Helminth therapy has been tried as a treatment for MS after the observation was made that 12 patients with MS and concomitant natural intestinal helminth infection in Argentina had a reduction in the number of relapses and lower MRI activity in comparison to uninfected MS patients [75]. Building on this promising finding, a Phase 1 clinical trial of T. suis egg was administered to 5 MS patients during a three-month period and showed a mild reduction in the number of new gadolinium-enhancing lesions, but there were no changes in neurological symptoms, nor was there a placebo-controlled comparison [76].
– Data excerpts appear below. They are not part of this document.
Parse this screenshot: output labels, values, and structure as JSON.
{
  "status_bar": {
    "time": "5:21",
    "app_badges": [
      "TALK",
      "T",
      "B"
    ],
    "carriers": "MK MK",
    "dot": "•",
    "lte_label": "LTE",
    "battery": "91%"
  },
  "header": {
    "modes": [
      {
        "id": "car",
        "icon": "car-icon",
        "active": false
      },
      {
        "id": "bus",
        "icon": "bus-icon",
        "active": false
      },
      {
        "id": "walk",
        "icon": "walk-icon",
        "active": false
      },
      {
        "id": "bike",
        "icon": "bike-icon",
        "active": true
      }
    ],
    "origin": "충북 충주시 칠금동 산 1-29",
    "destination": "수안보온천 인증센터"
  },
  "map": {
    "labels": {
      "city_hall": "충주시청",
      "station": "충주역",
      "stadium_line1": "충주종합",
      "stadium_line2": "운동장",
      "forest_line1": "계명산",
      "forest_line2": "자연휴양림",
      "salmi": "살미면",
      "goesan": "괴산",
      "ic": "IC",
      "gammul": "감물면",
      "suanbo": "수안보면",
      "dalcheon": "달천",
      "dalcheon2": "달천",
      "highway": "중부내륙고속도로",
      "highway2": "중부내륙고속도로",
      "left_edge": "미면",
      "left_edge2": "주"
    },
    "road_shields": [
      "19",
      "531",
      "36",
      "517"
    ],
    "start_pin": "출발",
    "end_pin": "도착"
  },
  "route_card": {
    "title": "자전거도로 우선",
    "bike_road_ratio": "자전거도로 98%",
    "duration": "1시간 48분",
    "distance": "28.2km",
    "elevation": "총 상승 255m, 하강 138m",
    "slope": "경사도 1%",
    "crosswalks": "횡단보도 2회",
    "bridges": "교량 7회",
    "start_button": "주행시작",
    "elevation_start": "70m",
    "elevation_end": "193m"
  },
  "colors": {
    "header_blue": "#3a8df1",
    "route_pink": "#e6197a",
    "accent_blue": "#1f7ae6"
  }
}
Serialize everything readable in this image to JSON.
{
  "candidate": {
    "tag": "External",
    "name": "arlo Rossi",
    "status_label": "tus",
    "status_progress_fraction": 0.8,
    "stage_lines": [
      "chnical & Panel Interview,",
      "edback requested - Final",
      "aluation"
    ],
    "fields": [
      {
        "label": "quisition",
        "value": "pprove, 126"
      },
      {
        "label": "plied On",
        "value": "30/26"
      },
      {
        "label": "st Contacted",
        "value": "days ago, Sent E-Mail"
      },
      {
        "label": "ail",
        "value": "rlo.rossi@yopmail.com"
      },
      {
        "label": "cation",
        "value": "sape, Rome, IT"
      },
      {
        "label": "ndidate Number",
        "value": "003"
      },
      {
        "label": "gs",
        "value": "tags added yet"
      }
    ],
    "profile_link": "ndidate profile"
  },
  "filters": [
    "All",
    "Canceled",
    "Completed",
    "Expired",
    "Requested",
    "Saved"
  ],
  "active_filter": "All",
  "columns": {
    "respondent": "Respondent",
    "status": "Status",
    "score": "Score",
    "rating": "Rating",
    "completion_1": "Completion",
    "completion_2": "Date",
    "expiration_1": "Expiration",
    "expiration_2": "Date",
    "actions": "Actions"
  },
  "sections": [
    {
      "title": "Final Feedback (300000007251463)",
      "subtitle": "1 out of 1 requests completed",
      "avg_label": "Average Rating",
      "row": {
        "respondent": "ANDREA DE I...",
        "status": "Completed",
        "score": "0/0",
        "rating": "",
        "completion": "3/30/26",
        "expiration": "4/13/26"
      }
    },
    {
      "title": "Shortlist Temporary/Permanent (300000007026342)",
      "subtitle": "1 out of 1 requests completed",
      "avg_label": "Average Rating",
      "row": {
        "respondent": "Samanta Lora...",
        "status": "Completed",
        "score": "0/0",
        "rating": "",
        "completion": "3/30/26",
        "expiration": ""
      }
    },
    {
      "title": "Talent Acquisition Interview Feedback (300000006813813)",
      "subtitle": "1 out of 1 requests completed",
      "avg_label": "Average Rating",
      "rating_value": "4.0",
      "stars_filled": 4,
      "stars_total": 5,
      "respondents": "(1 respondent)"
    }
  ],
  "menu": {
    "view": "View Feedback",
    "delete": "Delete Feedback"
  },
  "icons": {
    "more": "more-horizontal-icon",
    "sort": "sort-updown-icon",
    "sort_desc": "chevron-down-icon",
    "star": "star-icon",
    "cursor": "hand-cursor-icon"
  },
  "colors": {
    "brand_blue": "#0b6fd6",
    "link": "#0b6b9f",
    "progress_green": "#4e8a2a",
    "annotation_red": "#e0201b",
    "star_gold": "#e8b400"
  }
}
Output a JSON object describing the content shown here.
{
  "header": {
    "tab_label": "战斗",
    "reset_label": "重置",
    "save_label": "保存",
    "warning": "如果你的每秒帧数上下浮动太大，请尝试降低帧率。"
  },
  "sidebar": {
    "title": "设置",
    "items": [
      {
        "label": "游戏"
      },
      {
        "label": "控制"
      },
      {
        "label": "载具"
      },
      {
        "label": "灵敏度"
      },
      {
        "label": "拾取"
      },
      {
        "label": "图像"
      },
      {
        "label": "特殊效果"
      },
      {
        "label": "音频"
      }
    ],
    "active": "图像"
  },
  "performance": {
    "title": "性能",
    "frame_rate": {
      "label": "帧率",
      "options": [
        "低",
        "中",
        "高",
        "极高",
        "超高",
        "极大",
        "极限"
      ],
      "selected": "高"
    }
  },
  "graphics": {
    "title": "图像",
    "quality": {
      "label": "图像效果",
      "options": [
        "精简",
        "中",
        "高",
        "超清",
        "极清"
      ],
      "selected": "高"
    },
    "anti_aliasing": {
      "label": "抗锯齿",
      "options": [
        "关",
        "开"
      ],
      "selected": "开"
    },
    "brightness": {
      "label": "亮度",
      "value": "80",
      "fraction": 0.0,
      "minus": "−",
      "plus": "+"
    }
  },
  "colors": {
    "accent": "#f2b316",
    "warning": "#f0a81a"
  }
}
The failed therapeutic potential of helminth treatment in humans has been surprising to some scientists. As highlighted above, there have been several animal studies that demonstrate an immunosuppressive role of helminths. Further, human epidemiological studies have suggested a protective role for helminths against autoimmune and inflammatory conditions. However, many of these studies identified delayed or diminished development of allergic or autoimmune responses when helminth treatment was used prophylactically, with few studies that demonstrate a clear therapeutic advantage in already established conditions [77]. Furthermore, nearly all of the animal studies used helminth doses significantly higher than would be viewed as safe in humans, which perhaps explains why successful trials in humans were limited [78].
While initially promising, the treatments with parasitic worms have tended not to work terribly well in practice.